Mais si l’habillage visuel séduit, le récit, lui, s’essouffle. Condensé à l’extrême, il multiplie les ellipses au point de perdre en clarté. Le mélodrame familial se déploie sans intensité dramatique réelle : les jalousies, les conflits intérieurs, les rivalités amoureuses se succèdent mais ne trouvent jamais la force émotionnelle qui emporterait le spectateur. À force d’enchaîner clichés et artifices narratifs, le film s’alourdit. La tension dramatique, présente dans les premières scènes, se dilue dans des développements trop convenus. Le rythme en devient traînant, et l’ennui guette.

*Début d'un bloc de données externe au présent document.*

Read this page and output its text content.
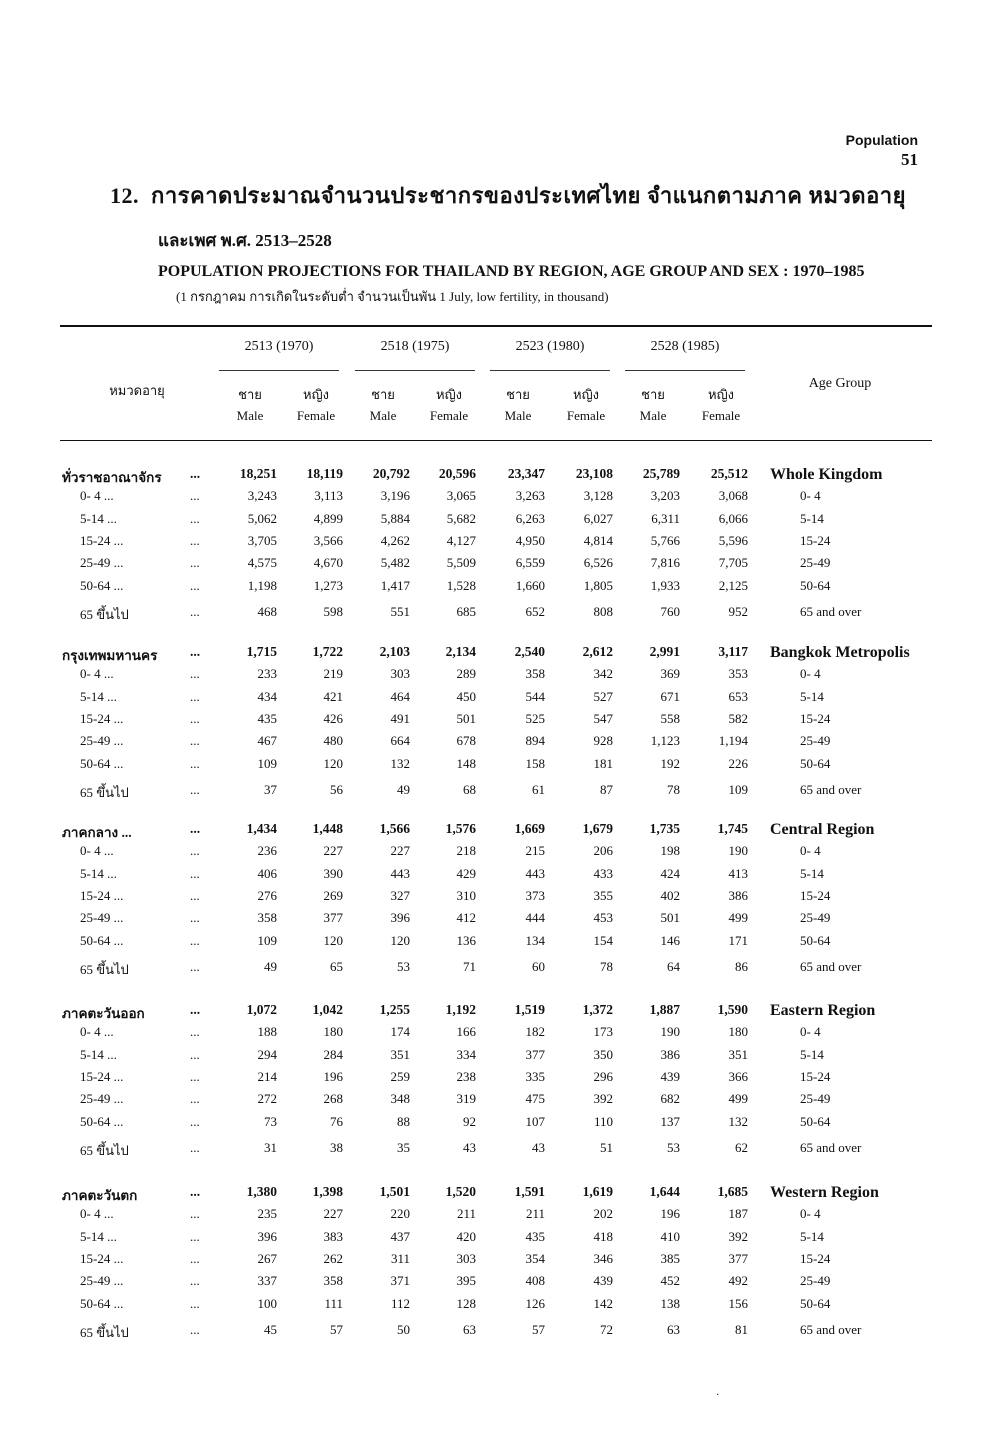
Population
51
12. การคาดประมาณจำนวนประชากรของประเทศไทย จำแนกตามภาค หมวดอายุ
และเพศ พ.ศ. 2513–2528
POPULATION PROJECTIONS FOR THAILAND BY REGION, AGE GROUP AND SEX : 1970–1985
(1 กรกฎาคม การเกิดในระดับต่ำ จำนวนเป็นพัน 1 July, low fertility, in thousand)
หมวดอายุ	Age Group
2513 (1970)
ชาย
Male
หญิง
Female
2518 (1975)
ชาย
Male
หญิง
Female
2523 (1980)
ชาย
Male
หญิง
Female
2528 (1985)
ชาย
Male
หญิง
Female
ทั่วราชอาณาจักร	...	18,251	18,119	20,792	20,596	23,347	23,108	25,789	25,512 Whole Kingdom
0- 4 ...	...	3,243	3,113	3,196	3,065	3,263	3,128	3,203	3,068	0- 4
5-14 ...	...	5,062	4,899	5,884	5,682	6,263	6,027	6,311	6,066	5-14
15-24 ...	...	3,705	3,566	4,262	4,127	4,950	4,814	5,766	5,596	15-24
25-49 ...	...	4,575	4,670	5,482	5,509	6,559	6,526	7,816	7,705	25-49
50-64 ...	...	1,198	1,273	1,417	1,528	1,660	1,805	1,933	2,125	50-64
65 ขึ้นไป	...	468	598	551	685	652	808	760	952	65 and over
กรุงเทพมหานคร	...	1,715	1,722	2,103	2,134	2,540	2,612	2,991	3,117 Bangkok Metropolis
0- 4 ...	...	233	219	303	289	358	342	369	353	0- 4
5-14 ...	...	434	421	464	450	544	527	671	653	5-14
15-24 ...	...	435	426	491	501	525	547	558	582	15-24
25-49 ...	...	467	480	664	678	894	928	1,123	1,194	25-49
50-64 ...	...	109	120	132	148	158	181	192	226	50-64
65 ขึ้นไป	...	37	56	49	68	61	87	78	109	65 and over
ภาคกลาง ...	...	1,434	1,448	1,566	1,576	1,669	1,679	1,735	1,745 Central Region
0- 4 ...	...	236	227	227	218	215	206	198	190	0- 4
5-14 ...	...	406	390	443	429	443	433	424	413	5-14
15-24 ...	...	276	269	327	310	373	355	402	386	15-24
25-49 ...	...	358	377	396	412	444	453	501	499	25-49
50-64 ...	...	109	120	120	136	134	154	146	171	50-64
65 ขึ้นไป	...	49	65	53	71	60	78	64	86	65 and over
ภาคตะวันออก	...	1,072	1,042	1,255	1,192	1,519	1,372	1,887	1,590 Eastern Region
0- 4 ...	...	188	180	174	166	182	173	190	180	0- 4
5-14 ...	...	294	284	351	334	377	350	386	351	5-14
15-24 ...	...	214	196	259	238	335	296	439	366	15-24
25-49 ...	...	272	268	348	319	475	392	682	499	25-49
50-64 ...	...	73	76	88	92	107	110	137	132	50-64
65 ขึ้นไป	...	31	38	35	43	43	51	53	62	65 and over
ภาคตะวันตก	...	1,380	1,398	1,501	1,520	1,591	1,619	1,644	1,685 Western Region
0- 4 ...	...	235	227	220	211	211	202	196	187	0- 4
5-14 ...	...	396	383	437	420	435	418	410	392	5-14
15-24 ...	...	267	262	311	303	354	346	385	377	15-24
25-49 ...	...	337	358	371	395	408	439	452	492	25-49
50-64 ...	...	100	111	112	128	126	142	138	156	50-64
65 ขึ้นไป	...	45	57	50	63	57	72	63	81	65 and over
·
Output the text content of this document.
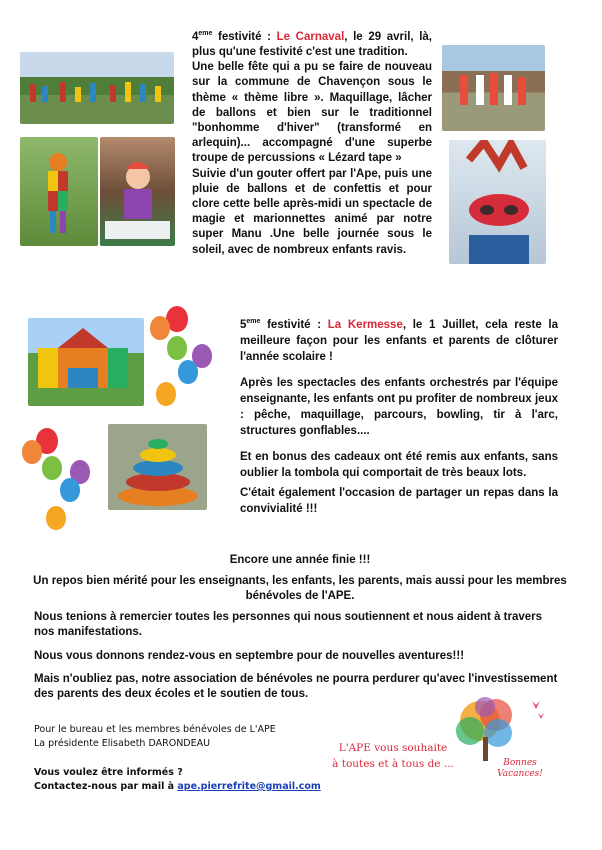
4eme festivité : Le Carnaval, le 29 avril, là, plus qu'une festivité c'est une tradition.
Une belle fête qui a pu se faire de nouveau sur la commune de Chavençon sous le thème « thème libre ». Maquillage, lâcher de ballons et bien sur le traditionnel "bonhomme d'hiver" (transformé en arlequin)... accompagné d'une superbe troupe de percussions « Lézard tape »
Suivie d'un gouter offert par l'Ape, puis une pluie de ballons et de confettis et pour clore cette belle après-midi un spectacle de magie et marionnettes animé par notre super Manu .Une belle journée sous le soleil, avec de nombreux enfants ravis.
5eme festivité : La Kermesse, le 1 Juillet, cela reste la meilleure façon pour les enfants et parents de clôturer l'année scolaire !
Après les spectacles des enfants orchestrés par l'équipe enseignante, les enfants ont pu profiter de nombreux jeux : pêche, maquillage, parcours, bowling, tir à l'arc, structures gonflables....
Et en bonus des cadeaux ont été remis aux enfants, sans oublier la tombola qui comportait de très beaux lots.
C'était également l'occasion de partager un repas dans la convivialité !!!
Encore une année finie !!!
Un repos bien mérité pour les enseignants, les enfants, les parents, mais aussi pour les membres bénévoles de l'APE.
Nous tenions à remercier toutes les personnes qui nous soutiennent et nous aident à travers nos manifestations.
Nous vous donnons rendez-vous en septembre pour de nouvelles aventures!!!
Mais n'oubliez pas, notre association de bénévoles ne pourra perdurer qu'avec l'investissement des parents des deux écoles et le soutien de tous.
Pour le bureau et les membres bénévoles de L'APE
La présidente Elisabeth DARONDEAU
Vous voulez être informés ?
Contactez-nous par mail à ape.pierrefrite@gmail.com
L'APE vous souhaite
à toutes et à tous de ...	Bonnes
Vacances!
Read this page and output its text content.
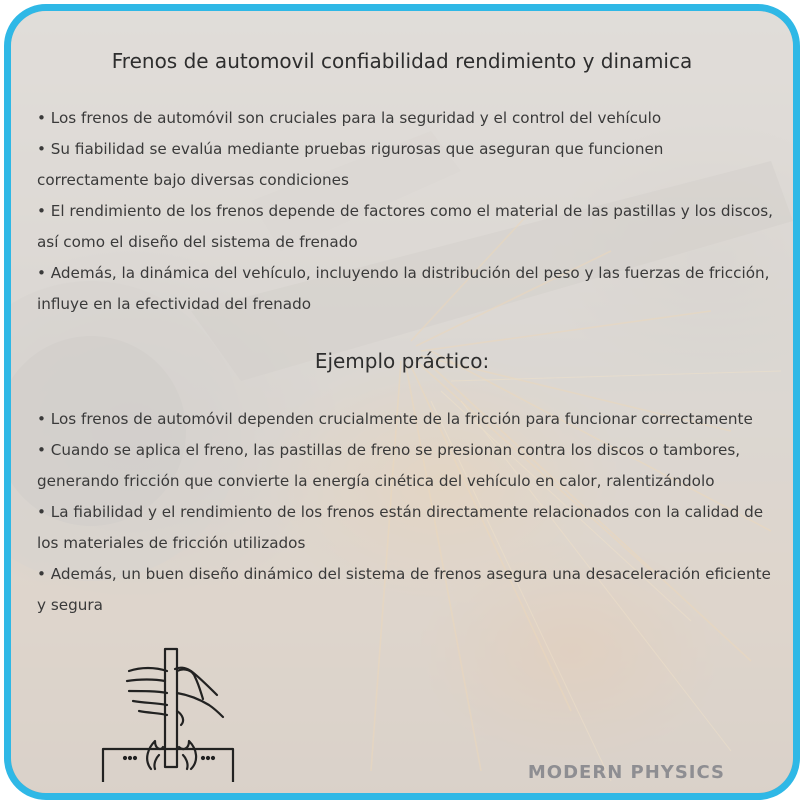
Frenos de automovil confiabilidad rendimiento y dinamica
• Los frenos de automóvil son cruciales para la seguridad y el control del vehículo
• Su fiabilidad se evalúa mediante pruebas rigurosas que aseguran que funcionen correctamente bajo diversas condiciones
• El rendimiento de los frenos depende de factores como el material de las pastillas y los discos, así como el diseño del sistema de frenado
• Además, la dinámica del vehículo, incluyendo la distribución del peso y las fuerzas de fricción, influye en la efectividad del frenado
Ejemplo práctico:
• Los frenos de automóvil dependen crucialmente de la fricción para funcionar correctamente
• Cuando se aplica el freno, las pastillas de freno se presionan contra los discos o tambores, generando fricción que convierte la energía cinética del vehículo en calor, ralentizándolo
• La fiabilidad y el rendimiento de los frenos están directamente relacionados con la calidad de los materiales de fricción utilizados
• Además, un buen diseño dinámico del sistema de frenos asegura una desaceleración eficiente y segura
MODERN PHYSICS
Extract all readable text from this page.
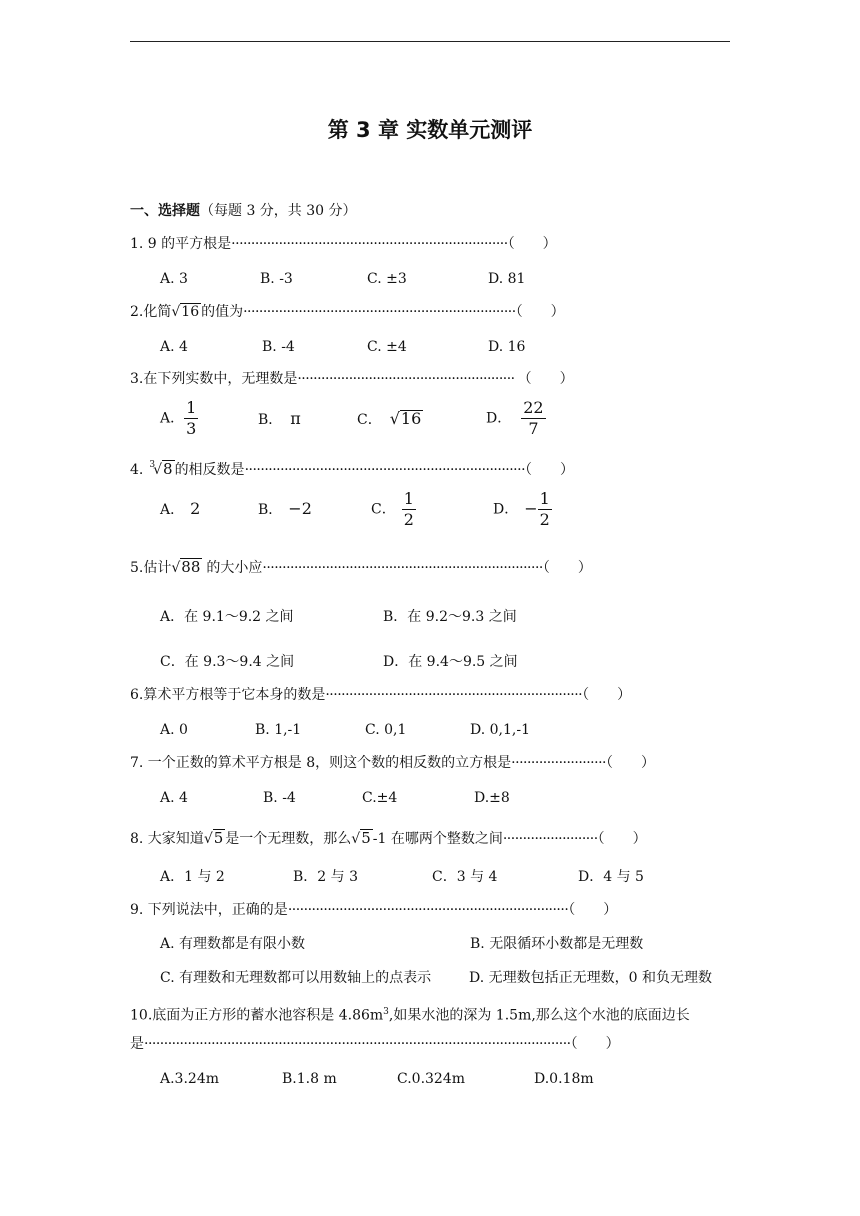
第 3 章 实数单元测评
一、选择题（每题 3 分，共 30 分）
1. 9 的平方根是······································································（　　）
A. 3	B. -3	C. ±3	D. 81
2.化简√16 的值为·····································································（　　）
A. 4	B. -4	C. ±4	D. 16
3.在下列实数中，无理数是······················································· （　　）
A． $\frac{1}{3}$	B． π	C． √16	D． $\frac{22}{7}$
4. $^3$√8 的相反数是·······································································（　　）
A． 2	B． −2	C． $\frac{1}{2}$	D． − $\frac{1}{2}$
5.估计√88 的大小应·······································································（　　）
A．在 9.1～9.2 之间	B．在 9.2～9.3 之间
C．在 9.3～9.4 之间	D．在 9.4～9.5 之间
6.算术平方根等于它本身的数是·································································（　　）
A. 0	B. 1,-1	C. 0,1	D. 0,1,-1
7. 一个正数的算术平方根是 8，则这个数的相反数的立方根是························（　　）
A. 4	B. -4	C.±4	D.±8
8. 大家知道√5 是一个无理数，那么√5 -1 在哪两个整数之间························（　　）
A．1 与 2	B．2 与 3	C．3 与 4	D．4 与 5
9. 下列说法中，正确的是·······································································（　　）
A. 有理数都是有限小数	B. 无限循环小数都是无理数
C. 有理数和无理数都可以用数轴上的点表示	D. 无理数包括正无理数，0 和负无理数
10.底面为正方形的蓄水池容积是 $4.86m^3$,如果水池的深为 1.5m,那么这个水池的底面边长
是············································································································（　　）
A.3.24m	B.1.8 m	C.0.324m	D.0.18m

Ce qui sauve le film, c’est la sincérité de son regard sur les hommes du rail. Servais et Mondy incarnent des personnages profondément humains, tiraillés entre fierté professionnelle, fragilité intime et dignité sociale. Leurs échanges confèrent au récit une dimension fraternelle touchante, même si le drame familial autour de Norma paraît trop appuyé.
NOTE : 13.00
FICHE TECHNIQUE
- Réalisation : André Haguet et Maurice Delbez
- Scénario : Oscar-Paul Gilbert
- Photographie : Pierre Petit et Lucien Joulin
- Musique : Louiguy
- Montage : Leonide Azar et Suzanne Rondeau
- Décors : Lucien Aguettand
- Société de production : Florida Films
- Pays de production :
France
- Jean Servais : Pierre Pelletier
- Pierre Mondy : Jean Marcereau
- Catherine Anouilh : Norma / Madeleine Johnson
- Claude Laydu : Roland Pelletier
- François Guérin : Jacques Marchand
- Julien Bertheau : l'ingénieur Périer
- Georges Chamarat : Dr Ribaud, l'ophtalmologiste
- Carmen Duparc : Marie
- Yvette Étiévant : Marcelle Leroy
- Georges Jamin : le chef de poste
- Paul Mercey : Pujol
- Paul Péri : Blin
- Christiane Capri :
- Élyane Saint-Jean : serveuse blonde au bal
- Jean Degrave : Rabot
- Gabriel Gobin : Jules, le cheminot chti
En définitive, La Roue version 1957 ne peut rivaliser avec l’audace et la force tragique de Gance. Là où le maître du muet proposait une épopée sensorielle et émotionnelle, Haguet et Delbez livrent un mélodrame classique, sincère mais limité, qui s’enlise dans les clichés et perd en intensité. On retiendra néanmoins le portrait authentique du monde ferroviaire, l’élégance discrète de certaines images et la complicité attachante entre Jean Servais et Pierre Mondy. Mais le film, trop sage et trop convenu, finit par devenir un objet d’intérêt secondaire, davantage une curiosité qu’une œuvre marquante.